They were dubbed “The Redeemed Team” – the 2008 US Olympic Basketball team. For decades, without NBA players, the US dominated Olympic basketball. After the defeat in 2004, new coaches and players were picked, and all were asked to make a three year commitment to the team. The plan was for the team to practice together this time, creating a team rather than a collection of star individuals.
The “lesson”, of course, smacks us on the head. A piece in Slate argues that all this was hype, that the Olympians was just spinning a story to make them appear to be humble, patriotic, and committed to Olympic ideals. Maybe there was some spinning here – or maybe there is truth here as well. Maybe talking about patriotism and team enough takes hold in their behavior. By the accounts that I read (and I am not a sports aficionado), this year’s team played and acted as a team. The outcome was the gold medal in decisive victories.
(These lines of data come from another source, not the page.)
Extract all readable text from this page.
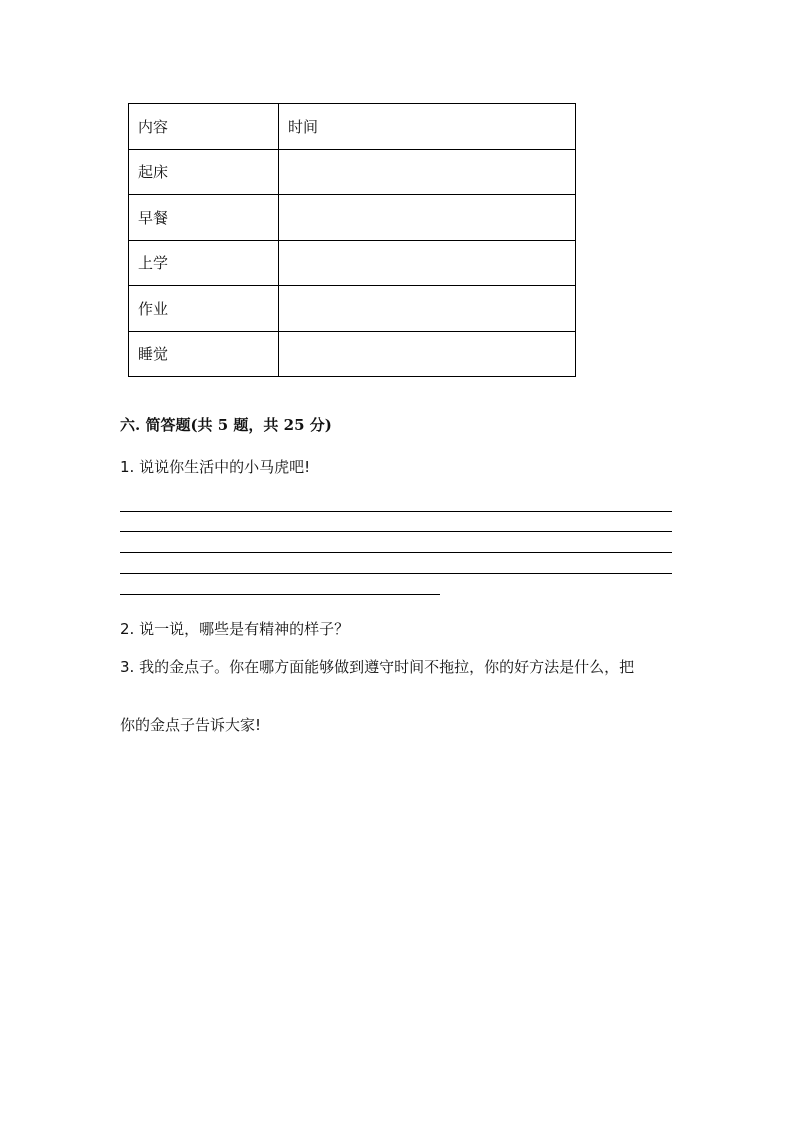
内容	时间
起床	
早餐	
上学	
作业	
睡觉	
六. 简答题(共 5 题，共 25 分)
1. 说说你生活中的小马虎吧!
2. 说一说，哪些是有精神的样子？
3. 我的金点子。你在哪方面能够做到遵守时间不拖拉，你的好方法是什么，把
你的金点子告诉大家!
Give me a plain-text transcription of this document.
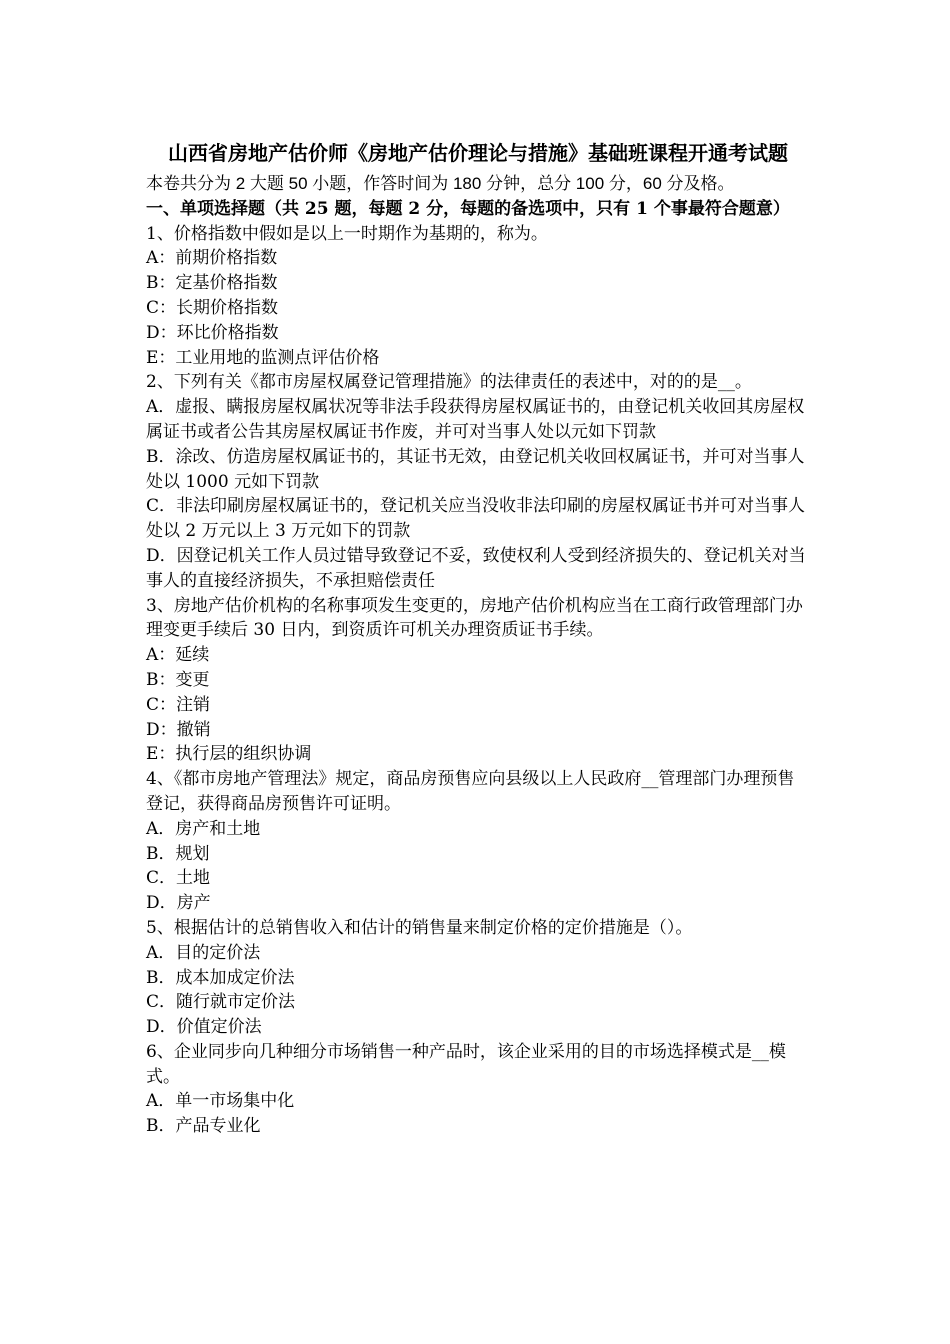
山西省房地产估价师《房地产估价理论与措施》基础班课程开通考试题
本卷共分为 2 大题 50 小题，作答时间为 180 分钟，总分 100 分，60 分及格。
一、单项选择题（共 25 题，每题 2 分，每题的备选项中，只有 1 个事最符合题意）
1、价格指数中假如是以上一时期作为基期的，称为。
A：前期价格指数
B：定基价格指数
C：长期价格指数
D：环比价格指数
E：工业用地的监测点评估价格
2、下列有关《都市房屋权属登记管理措施》的法律责任的表述中，对的的是__。
A．虚报、瞒报房屋权属状况等非法手段获得房屋权属证书的，由登记机关收回其房屋权属证书或者公告其房屋权属证书作废，并可对当事人处以元如下罚款
B．涂改、仿造房屋权属证书的，其证书无效，由登记机关收回权属证书，并可对当事人处以 1000 元如下罚款
C．非法印刷房屋权属证书的，登记机关应当没收非法印刷的房屋权属证书并可对当事人处以 2 万元以上 3 万元如下的罚款
D．因登记机关工作人员过错导致登记不妥，致使权利人受到经济损失的、登记机关对当事人的直接经济损失，不承担赔偿责任
3、房地产估价机构的名称事项发生变更的，房地产估价机构应当在工商行政管理部门办理变更手续后 30 日内，到资质许可机关办理资质证书手续。
A：延续
B：变更
C：注销
D：撤销
E：执行层的组织协调
4、《都市房地产管理法》规定，商品房预售应向县级以上人民政府__管理部门办理预售登记，获得商品房预售许可证明。
A．房产和土地
B．规划
C．土地
D．房产
5、根据估计的总销售收入和估计的销售量来制定价格的定价措施是（）。
A．目的定价法
B．成本加成定价法
C．随行就市定价法
D．价值定价法
6、企业同步向几种细分市场销售一种产品时，该企业采用的目的市场选择模式是__模式。
A．单一市场集中化
B．产品专业化
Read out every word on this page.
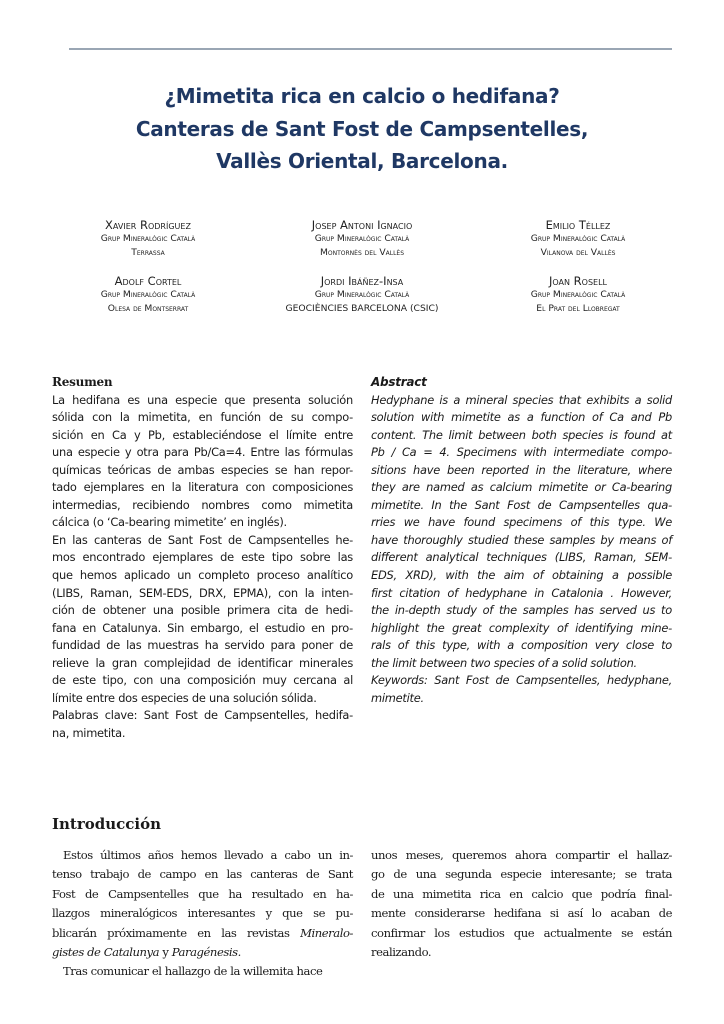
¿Mimetita rica en calcio o hedifana?
Canteras de Sant Fost de Campsentelles,
Vallès Oriental, Barcelona.
Xavier Rodríguez
Grup Mineralògic Català
Terrassa
Josep Antoni Ignacio
Grup Mineralògic Català
Montornès del Vallès
Emilio Téllez
Grup Mineralògic Català
Vilanova del Vallès
Adolf Cortel
Grup Mineralògic Català
Olesa de Montserrat
Jordi Ibáñez-Insa
Grup Mineralògic Català
GEOCIÈNCIES BARCELONA (CSIC)
Joan Rosell
Grup Mineralògic Català
El Prat del Llobregat
Resumen
La hedifana es una especie que presenta solución
sólida con la mimetita, en función de su compo-
sición en Ca y Pb, estableciéndose el límite entre
una especie y otra para Pb/Ca=4. Entre las fórmulas
químicas teóricas de ambas especies se han repor-
tado ejemplares en la literatura con composiciones
intermedias, recibiendo nombres como mimetita
cálcica (o ‘Ca-bearing mimetite’ en inglés).
En las canteras de Sant Fost de Campsentelles he-
mos encontrado ejemplares de este tipo sobre las
que hemos aplicado un completo proceso analítico
(LIBS, Raman, SEM-EDS, DRX, EPMA), con la inten-
ción de obtener una posible primera cita de hedi-
fana en Catalunya. Sin embargo, el estudio en pro-
fundidad de las muestras ha servido para poner de
relieve la gran complejidad de identificar minerales
de este tipo, con una composición muy cercana al
límite entre dos especies de una solución sólida.
Palabras clave: Sant Fost de Campsentelles, hedifa-
na, mimetita.
Abstract
Hedyphane is a mineral species that exhibits a solid
solution with mimetite as a function of Ca and Pb
content. The limit between both species is found at
Pb / Ca = 4. Specimens with intermediate compo-
sitions have been reported in the literature, where
they are named as calcium mimetite or Ca-bearing
mimetite. In the Sant Fost de Campsentelles qua-
rries we have found specimens of this type. We
have thoroughly studied these samples by means of
different analytical techniques (LIBS, Raman, SEM-
EDS, XRD), with the aim of obtaining a possible
first citation of hedyphane in Catalonia . However,
the in-depth study of the samples has served us to
highlight the great complexity of identifying mine-
rals of this type, with a composition very close to
the limit between two species of a solid solution.
Keywords: Sant Fost de Campsentelles, hedyphane,
mimetite.
Introducción
Estos últimos años hemos llevado a cabo un in-
tenso trabajo de campo en las canteras de Sant
Fost de Campsentelles que ha resultado en ha-
llazgos mineralógicos interesantes y que se pu-
blicarán próximamente en las revistas Mineralo-
gistes de Catalunya y Paragénesis.
Tras comunicar el hallazgo de la willemita hace
unos meses, queremos ahora compartir el hallaz-
go de una segunda especie interesante; se trata
de una mimetita rica en calcio que podría final-
mente considerarse hedifana si así lo acaban de
confirmar los estudios que actualmente se están
realizando.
People have become so cynical that when someone behaves in ways we would like people to behave – and how we would like to behave- we don’t believe it. But to function in the world, we do need to place trust in other people. In our business, we must do this – if employees feel that they aren’t trusted, they will earn that distrust. Checks and balances are one thing – active distrust is another.
I don’t get hung up about telling employees that they are part of a “team”, that “there is no ‘I’ in ‘team’” and other mantras. I would spend more time with the seemingly little things – thanking people, treating them with respect on a daily basis, talking with them about what is going on with the business and seeking out ideas, and so on. That’s how you build a team. In the case of the basketball team, the coaches had them practice together each summer for three years before the games, breaking down the barriers around the individuals so that they would play well together. Teams can have stars, but they also recognize all of the players.